Du Mexique, Álvarez Bravo n’aura pas eu trop de cent ans pour tout dire. Scène de rue, portrait, nature morte, nu ou paysage, chacun de ses clichés intemporels à l’épure inimitable recompose le puzzle, jamais folklorique, d’une nation pétrie de mythes. Remarqué par André Breton, il invente un langage fait de trottoirs, de murs et de carrelages, de chair nue, de linge blanc et de fruits, tropicaux ou défendus. À bien observer ces pieds de femme hésitant parmi les flaques d’eau, au seuil d’un intérieur hors cadre, ou cette jeune fille interdite devant un graffiti d’une ruelle de Teotihuacan indiquant un marchand de cercueils, on se dit que tout chez ce « photographe du dimanche » n’est que parabole déguisée.
Un ourson en peluche borgne trône sur des draps défaits. Une nuée de cintres accidentés dessine au-dessus de sa tête une constellation mystérieuse sur un mur graffité. Tout l’art de Roger Ballen réside dans cette Configuration issue de la série Shadow Chamber (2000-2005), dans laquelle natures mortes désolées et portraits angoissants prennent pour décor le Shadow Chamber Building à Johannesburg, encore habité au début du siècle par des chercheurs d’or. Dans la préface du livre paru aux éditions Phaidon en 2005, le commissaire Robert A. Sobieszek souligne qu’il serait bien inutile de chercher à démêler chez Ballen le vrai du faux, le réel de la fiction. C’est que le géologue qu’il a été a le sens de la mise en scène. Installé depuis 1980 à Johannesburg, il nourrit une réflexion sur l’identité afrikaner dans des clichés noir et blanc au format invariablement carré, qui tentent de saisir non pas un « panorama documentaire » mais plutôt « l’essence de la marginalisation ».

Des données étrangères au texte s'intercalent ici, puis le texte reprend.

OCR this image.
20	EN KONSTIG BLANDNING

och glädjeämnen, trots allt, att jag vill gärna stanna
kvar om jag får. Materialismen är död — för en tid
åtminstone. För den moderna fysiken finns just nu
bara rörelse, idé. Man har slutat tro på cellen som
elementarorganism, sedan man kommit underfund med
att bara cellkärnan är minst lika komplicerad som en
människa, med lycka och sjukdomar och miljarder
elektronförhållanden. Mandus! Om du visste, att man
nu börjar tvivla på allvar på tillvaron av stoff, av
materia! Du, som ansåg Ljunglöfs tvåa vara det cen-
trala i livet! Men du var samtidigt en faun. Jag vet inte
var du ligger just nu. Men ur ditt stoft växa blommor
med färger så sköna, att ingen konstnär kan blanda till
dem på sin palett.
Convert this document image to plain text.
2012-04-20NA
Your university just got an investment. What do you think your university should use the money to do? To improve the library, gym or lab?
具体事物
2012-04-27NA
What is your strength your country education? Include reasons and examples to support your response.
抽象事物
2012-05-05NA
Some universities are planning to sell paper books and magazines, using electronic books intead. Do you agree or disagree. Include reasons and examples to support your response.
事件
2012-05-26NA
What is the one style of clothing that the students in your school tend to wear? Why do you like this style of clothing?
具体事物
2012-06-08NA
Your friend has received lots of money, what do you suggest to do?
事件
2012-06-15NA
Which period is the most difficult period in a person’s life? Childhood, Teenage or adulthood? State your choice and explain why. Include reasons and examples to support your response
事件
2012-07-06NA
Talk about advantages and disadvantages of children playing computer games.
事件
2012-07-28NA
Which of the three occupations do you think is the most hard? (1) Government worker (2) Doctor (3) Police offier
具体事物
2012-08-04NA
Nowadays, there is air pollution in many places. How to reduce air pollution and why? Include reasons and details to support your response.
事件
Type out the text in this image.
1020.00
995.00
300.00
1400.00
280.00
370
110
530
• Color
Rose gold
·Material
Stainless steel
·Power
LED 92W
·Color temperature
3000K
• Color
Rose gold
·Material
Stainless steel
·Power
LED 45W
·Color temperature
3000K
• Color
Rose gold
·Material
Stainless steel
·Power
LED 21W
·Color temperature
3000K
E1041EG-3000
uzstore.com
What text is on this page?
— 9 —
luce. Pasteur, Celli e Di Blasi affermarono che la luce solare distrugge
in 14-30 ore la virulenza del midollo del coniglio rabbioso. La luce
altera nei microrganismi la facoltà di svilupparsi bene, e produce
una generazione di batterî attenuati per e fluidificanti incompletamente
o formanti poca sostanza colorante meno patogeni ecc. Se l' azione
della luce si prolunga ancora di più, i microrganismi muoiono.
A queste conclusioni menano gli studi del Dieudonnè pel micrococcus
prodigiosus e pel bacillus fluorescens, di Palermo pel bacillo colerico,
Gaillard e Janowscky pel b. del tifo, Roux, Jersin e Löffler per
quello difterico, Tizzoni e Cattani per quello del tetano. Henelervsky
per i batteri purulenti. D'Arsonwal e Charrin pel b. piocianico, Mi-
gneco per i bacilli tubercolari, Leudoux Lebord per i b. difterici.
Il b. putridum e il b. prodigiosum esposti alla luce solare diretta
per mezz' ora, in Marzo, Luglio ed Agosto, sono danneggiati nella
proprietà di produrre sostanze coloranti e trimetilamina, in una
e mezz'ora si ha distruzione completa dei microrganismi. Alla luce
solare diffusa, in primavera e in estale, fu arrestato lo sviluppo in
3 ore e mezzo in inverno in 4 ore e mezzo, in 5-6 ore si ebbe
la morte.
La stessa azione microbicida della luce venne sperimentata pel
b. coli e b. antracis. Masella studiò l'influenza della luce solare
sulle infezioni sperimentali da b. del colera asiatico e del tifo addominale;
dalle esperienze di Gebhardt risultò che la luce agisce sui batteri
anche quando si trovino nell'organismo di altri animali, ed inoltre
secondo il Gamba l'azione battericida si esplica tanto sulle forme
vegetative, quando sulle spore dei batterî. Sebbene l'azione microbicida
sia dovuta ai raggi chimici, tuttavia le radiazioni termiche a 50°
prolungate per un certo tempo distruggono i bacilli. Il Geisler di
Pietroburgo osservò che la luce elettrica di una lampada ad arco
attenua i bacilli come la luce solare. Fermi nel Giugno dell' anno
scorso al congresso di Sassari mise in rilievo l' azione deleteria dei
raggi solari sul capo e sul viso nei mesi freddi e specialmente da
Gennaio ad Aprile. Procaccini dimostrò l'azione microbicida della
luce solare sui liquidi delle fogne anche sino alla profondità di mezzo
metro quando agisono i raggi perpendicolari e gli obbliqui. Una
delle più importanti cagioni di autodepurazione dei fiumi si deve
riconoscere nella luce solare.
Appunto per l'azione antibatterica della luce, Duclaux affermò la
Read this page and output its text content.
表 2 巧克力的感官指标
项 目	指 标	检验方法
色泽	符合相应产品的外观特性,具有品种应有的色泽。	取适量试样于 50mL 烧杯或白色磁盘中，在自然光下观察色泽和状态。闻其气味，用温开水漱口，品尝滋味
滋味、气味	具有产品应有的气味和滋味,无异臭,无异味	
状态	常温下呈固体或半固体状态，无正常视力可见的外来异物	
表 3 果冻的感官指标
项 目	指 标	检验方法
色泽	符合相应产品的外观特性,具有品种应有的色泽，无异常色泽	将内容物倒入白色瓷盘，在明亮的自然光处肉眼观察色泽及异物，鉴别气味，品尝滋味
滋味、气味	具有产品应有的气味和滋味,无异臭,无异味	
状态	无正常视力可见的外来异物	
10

C’est au critique et collectionneur Bernard Lamarche-Vadel que la Maison européenne de la photographie achète en 1995 ce polyptyque des Becher. Provenance insigne pour cette œuvre emblématique de la démarche de Bernd et de sa femme Hilla, respectivement peintre et photographe de formation, figures tutélaires de la nouvelle objectivité allemande : douze hauts fourneaux sont ici photographiés en noir et blanc à la chambre, selon un protocole rigoureux observé invariablement depuis la n des années 1950. Cadrage frontal, du moins sans distorsion, vide de toute présence humaine, ciel gris, sans nuages, a n d’éviter toute ombre portée, recours aux films peu sensibles obligeant à de longs temps de pose… autant d’impératifs dictés par l’exigence de neutralité inhérente à toute ambition documentaire : ici, procéder à l’inventaire typologique de bâtiments industriels condamnés à la ruine.
C’est avec sa série Périphérique (2007-2008) que Mohamed Bourouissa se fait connaître. Il y épingle les stéréotypes qui collent à la banlieue : des quartiers de La Courneuve à ceux de Pantin, de Clichy-sous-Bois, d’Argenteuil ou du Mirail à Toulouse, il met en scène des modèles jouant leurs propres rôles, dans des situations banales et quotidiennes, comme dans L’Impasse. Là, quatre jeunes hommes, dont on distingue peu ou pas le visage, se tiennent groupés autour d’une carcasse de voiture brûlée, baignés d’une lumière froide et contrastée. Allure sportswear sur décor miséreux, tous les ingrédients du cliché semblent réunis. Et pourtant, c’est bien la grâce d’une composition pyramidale savamment maîtrisée qui domine : élaborée à grand renfort de notes et croquis, elle n’est pas sans rappeler l’héritage des maîtres classiques dont Bourouissa se réclame, de Delacroix au Caravage.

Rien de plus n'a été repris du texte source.